Testing the existence of an event is a search, isn't it?  So you could
have potentially hundreds of widgets all doing the same search over
and over again to comb through the whole event queue and find out what
is of interest to them? or at least combing through the "tail" of the
event queue (and keeping track where they left off, so at the next
polling cycle they know where to start). This is why registering a
callback is a nice concept - when the event occurs, the main event
handler can immediately build a list of callbacks that need to be
notified, and then call them.  On a multi-processor system the
callbacks could even be simultaneous.  If the red button expressed
interest in receiving all mouse clicks then he will be notified at
once (practically instantaneously) when the mouse is clicked, maybe
even at the same time the blue button also gets notified.

> Or you can use an API function set
> to let you register functions to be called regularly
> (independently of events) and then launch an API-
> provided main loop. Or register functions to
> be called only for some specific events.
>
> Yep, we approached the well-known callback mechanism.

Yeah maybe we're thinking pretty much the same.

> To make it really feels like that, we can provide a
> function which makes the widget generate an event

What does that mean, the widget generating an event?  Usually the user
generates an event by clicking or moving or typing.

> *and* register a callback for that specific event.
>
> By 'specific event', I mean an event has some kind
> of name.

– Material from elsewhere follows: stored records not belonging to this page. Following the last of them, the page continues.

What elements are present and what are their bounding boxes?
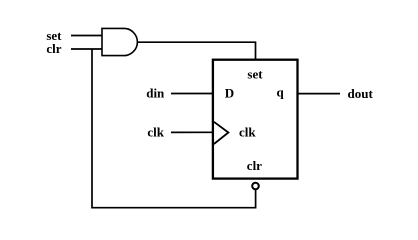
svg-text:clk: clk xyxy=(239,124,256,139)
wire q pin to dout xyxy=(297,93,340,95)
svg-text:clr: clr xyxy=(247,158,262,173)
svg-text:q: q xyxy=(277,85,285,100)
wire din to D pin xyxy=(171,93,213,95)
wire set input to AND gate xyxy=(71,35,102,37)
wire feedback: clr branch down, across bottom, up to clr bubble xyxy=(92,49,256,208)
and-gate U1 xyxy=(102,28,137,55)
svg-text:clk: clk xyxy=(147,124,164,139)
wire clk to clock pin xyxy=(171,131,213,133)
svg-text:din: din xyxy=(146,86,165,101)
wire clr input to AND gate xyxy=(71,48,102,50)
svg-text:clr: clr xyxy=(46,41,61,56)
svg-text:dout: dout xyxy=(348,86,374,101)
flip-flop U2 (box) xyxy=(213,60,298,179)
clock edge triangle xyxy=(214,122,229,144)
clr bubble (active-low) xyxy=(252,183,259,190)
wire AND output to set pin of flip-flop xyxy=(138,42,256,60)
svg-text:set: set xyxy=(247,67,263,82)
svg-text:D: D xyxy=(225,86,234,101)
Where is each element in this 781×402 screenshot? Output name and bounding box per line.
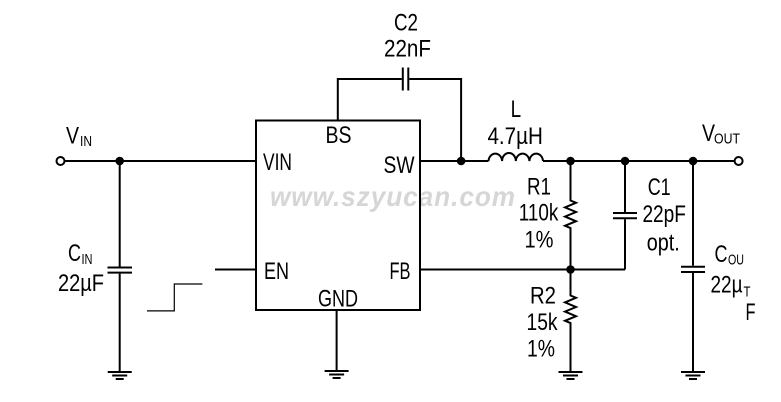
svg-text:EN: EN	[264, 258, 289, 285]
pin label FB	[390, 258, 411, 285]
node R1 top junction	[566, 157, 575, 166]
svg-text:C1: C1	[648, 174, 671, 201]
label C2	[384, 10, 431, 63]
label R2	[527, 283, 559, 363]
svg-text:22µF: 22µF	[58, 270, 104, 297]
label VIN	[66, 123, 92, 151]
label R1	[519, 174, 559, 254]
label VOUT	[702, 120, 740, 148]
wire BS to C2	[338, 79, 402, 121]
terminal VIN	[57, 157, 65, 165]
wire SW stub	[420, 160, 489, 162]
svg-text:OUT: OUT	[714, 132, 740, 148]
pin label BS	[326, 122, 352, 149]
ground (COUT)	[681, 372, 705, 379]
wire output rail	[543, 160, 735, 162]
svg-text:C2: C2	[394, 10, 418, 37]
label COUT	[711, 241, 756, 326]
ground (CIN)	[108, 372, 132, 379]
svg-text:1%: 1%	[527, 336, 555, 363]
capacitor C2	[403, 68, 409, 91]
pin label GND	[318, 286, 358, 313]
svg-text:BS: BS	[326, 122, 352, 149]
step waveform (EN)	[147, 284, 202, 311]
wire GND pin	[336, 310, 338, 371]
svg-text:opt.: opt.	[647, 230, 680, 257]
svg-text:22nF: 22nF	[384, 36, 431, 63]
svg-text:V: V	[66, 123, 79, 150]
IC U1	[256, 121, 420, 311]
watermark	[270, 181, 516, 212]
svg-text:R2: R2	[530, 283, 556, 310]
node input junction	[115, 157, 124, 166]
svg-text:VIN: VIN	[263, 149, 292, 176]
svg-text:1%: 1%	[525, 227, 554, 254]
pin label SW	[384, 152, 415, 179]
ground (R2)	[559, 372, 583, 379]
svg-text:4.7µH: 4.7µH	[487, 123, 543, 150]
svg-text:22pF: 22pF	[642, 201, 686, 228]
svg-text:SW: SW	[384, 152, 415, 179]
svg-text:R1: R1	[527, 174, 551, 201]
inductor L	[489, 153, 544, 161]
node FB junction	[566, 265, 575, 274]
svg-text:F: F	[746, 299, 756, 326]
label L	[487, 96, 543, 150]
node SW junction	[457, 157, 466, 166]
wire input rail	[65, 160, 257, 162]
svg-text:C: C	[715, 241, 728, 268]
svg-text:www.szyucan.com: www.szyucan.com	[270, 181, 516, 212]
resistor R1	[565, 161, 576, 270]
label CIN	[58, 240, 104, 297]
svg-text:22µ: 22µ	[711, 272, 743, 299]
terminal VOUT	[735, 157, 743, 165]
capacitor C1	[613, 161, 637, 270]
capacitor COUT	[681, 161, 705, 371]
svg-text:IN: IN	[82, 252, 93, 268]
svg-text:OU: OU	[728, 253, 744, 269]
pin label EN	[264, 258, 289, 285]
svg-text:L: L	[511, 96, 522, 123]
wire C2 to SW node	[409, 79, 461, 161]
svg-text:FB: FB	[390, 258, 411, 285]
svg-text:IN: IN	[80, 134, 92, 150]
label C1	[642, 174, 686, 257]
resistor R2	[565, 270, 576, 372]
wire FB	[420, 269, 625, 271]
capacitor CIN	[108, 161, 133, 371]
node C1 top junction	[621, 157, 630, 166]
svg-text:15k: 15k	[527, 309, 559, 336]
svg-text:GND: GND	[318, 286, 358, 313]
node COUT top junction	[689, 157, 698, 166]
svg-text:C: C	[68, 240, 81, 267]
wire EN stub	[215, 269, 256, 271]
svg-text:110k: 110k	[519, 200, 559, 227]
pin label VIN	[263, 149, 292, 176]
ground (GND pin)	[325, 371, 349, 378]
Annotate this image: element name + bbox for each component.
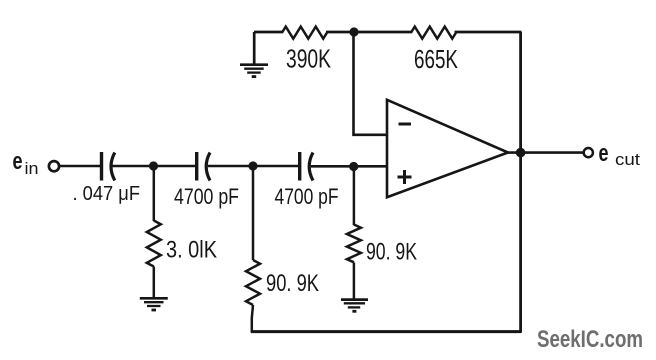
capacitor C2 4700pF bbox=[197, 152, 210, 181]
node A (junction dot) bbox=[149, 161, 158, 170]
input terminal e_in bbox=[49, 161, 59, 171]
label e_cut bbox=[599, 140, 641, 169]
ground under R3 bbox=[341, 300, 368, 312]
resistor R4 390K bbox=[282, 27, 327, 39]
node C (junction dot) bbox=[349, 162, 358, 171]
op-amp plus sign bbox=[398, 170, 412, 184]
svg-text:4700 pF: 4700 pF bbox=[174, 184, 239, 209]
svg-text:e: e bbox=[13, 148, 23, 175]
svg-text:SeekIC.com: SeekIC.com bbox=[537, 326, 643, 353]
output terminal e_out bbox=[584, 148, 593, 157]
svg-text:cut: cut bbox=[615, 150, 640, 169]
capacitor C3 4700pF bbox=[300, 152, 313, 181]
wire: node B down to R2 bbox=[252, 166, 255, 260]
wire: R2 to bottom feedback wire bbox=[252, 305, 253, 333]
op-amp minus sign bbox=[399, 123, 412, 126]
svg-text:4700 pF: 4700 pF bbox=[275, 184, 339, 209]
wire: top feedback wire right segment bbox=[455, 31, 522, 34]
ground under R1 bbox=[140, 298, 168, 310]
svg-text:e: e bbox=[599, 140, 609, 167]
svg-text:3. 0lK: 3. 0lK bbox=[166, 237, 217, 264]
resistor R1 3.01K bbox=[147, 221, 161, 267]
svg-text:in: in bbox=[25, 159, 39, 178]
wire: node C down to R3 bbox=[353, 167, 356, 226]
wire: inverting input branch (top node down and into op-amp) bbox=[354, 33, 388, 135]
resistor R2 90.9K (left) bbox=[246, 260, 260, 305]
ground at 390K bbox=[240, 65, 268, 77]
wire: bottom feedback wire bbox=[251, 330, 521, 333]
node E (output junction dot) bbox=[516, 148, 526, 158]
resistor R3 90.9K (right) bbox=[347, 225, 361, 263]
wire: R1 to ground bbox=[153, 267, 156, 299]
svg-text:90. 9K: 90. 9K bbox=[266, 270, 319, 297]
wire: 390K left end down to ground bbox=[253, 32, 256, 65]
svg-text:90. 9K: 90. 9K bbox=[366, 239, 417, 266]
svg-text:665K: 665K bbox=[414, 44, 458, 74]
wire: R3 to ground bbox=[353, 263, 356, 301]
wire: top feedback wire middle segment bbox=[326, 31, 412, 34]
node B (junction dot) bbox=[248, 161, 257, 170]
svg-text:. 047 μF: . 047 μF bbox=[73, 182, 141, 205]
wire: C1 to node A bbox=[113, 165, 197, 168]
label e_in bbox=[13, 148, 39, 178]
wire: C3 to op-amp noninverting input bbox=[311, 165, 387, 168]
capacitor C1 .047uF bbox=[102, 152, 115, 181]
resistor R5 665K bbox=[411, 27, 456, 39]
node D (top junction dot) bbox=[349, 27, 358, 36]
wire: op-amp output to output terminal bbox=[505, 151, 584, 154]
wire: node A down to R1 bbox=[153, 166, 156, 221]
svg-text:390K: 390K bbox=[286, 44, 331, 74]
wire: input terminal to C1 bbox=[60, 165, 101, 168]
wire: feedback vertical (output node up to 665K and down to bottom wire) bbox=[519, 32, 522, 333]
wire: C2 to node B bbox=[208, 165, 299, 168]
wire: top feedback wire left segment bbox=[254, 31, 283, 34]
op-amp U1 bbox=[387, 100, 508, 197]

When you register a function, you have to
> say for which event names you want it to respond.
> So the function I talked about in the previous
> paragraph can generate a unique name so only *that*
> widget and *that* callback are tied.

Is a "name" really just a generated ID, or is it some kind of
concatenation of an event ID, a widget ID and a callback?

Would you say that every widget has to create its own callbacks, or
you'd have a globally unique, generated widget ID which is passed as a
parameter to the callbacks, so that the callbacks can service multiple
widgets?  (This is an ancient Java AWT thing - is it OK sometimes to
have one button handler for several buttons, or do you have to create
new ones for each?  If you share the handler, then you have to have
some if's inside to decide which button was pressed.  Worse yet, the
callback included only the string that labeled the button, so the if's
would be doing string comparisons.  But before anonymous inner classes
were added to the language, it was hard to write separate handlers for
every button.  Now both ways are still possible, as far as I know.)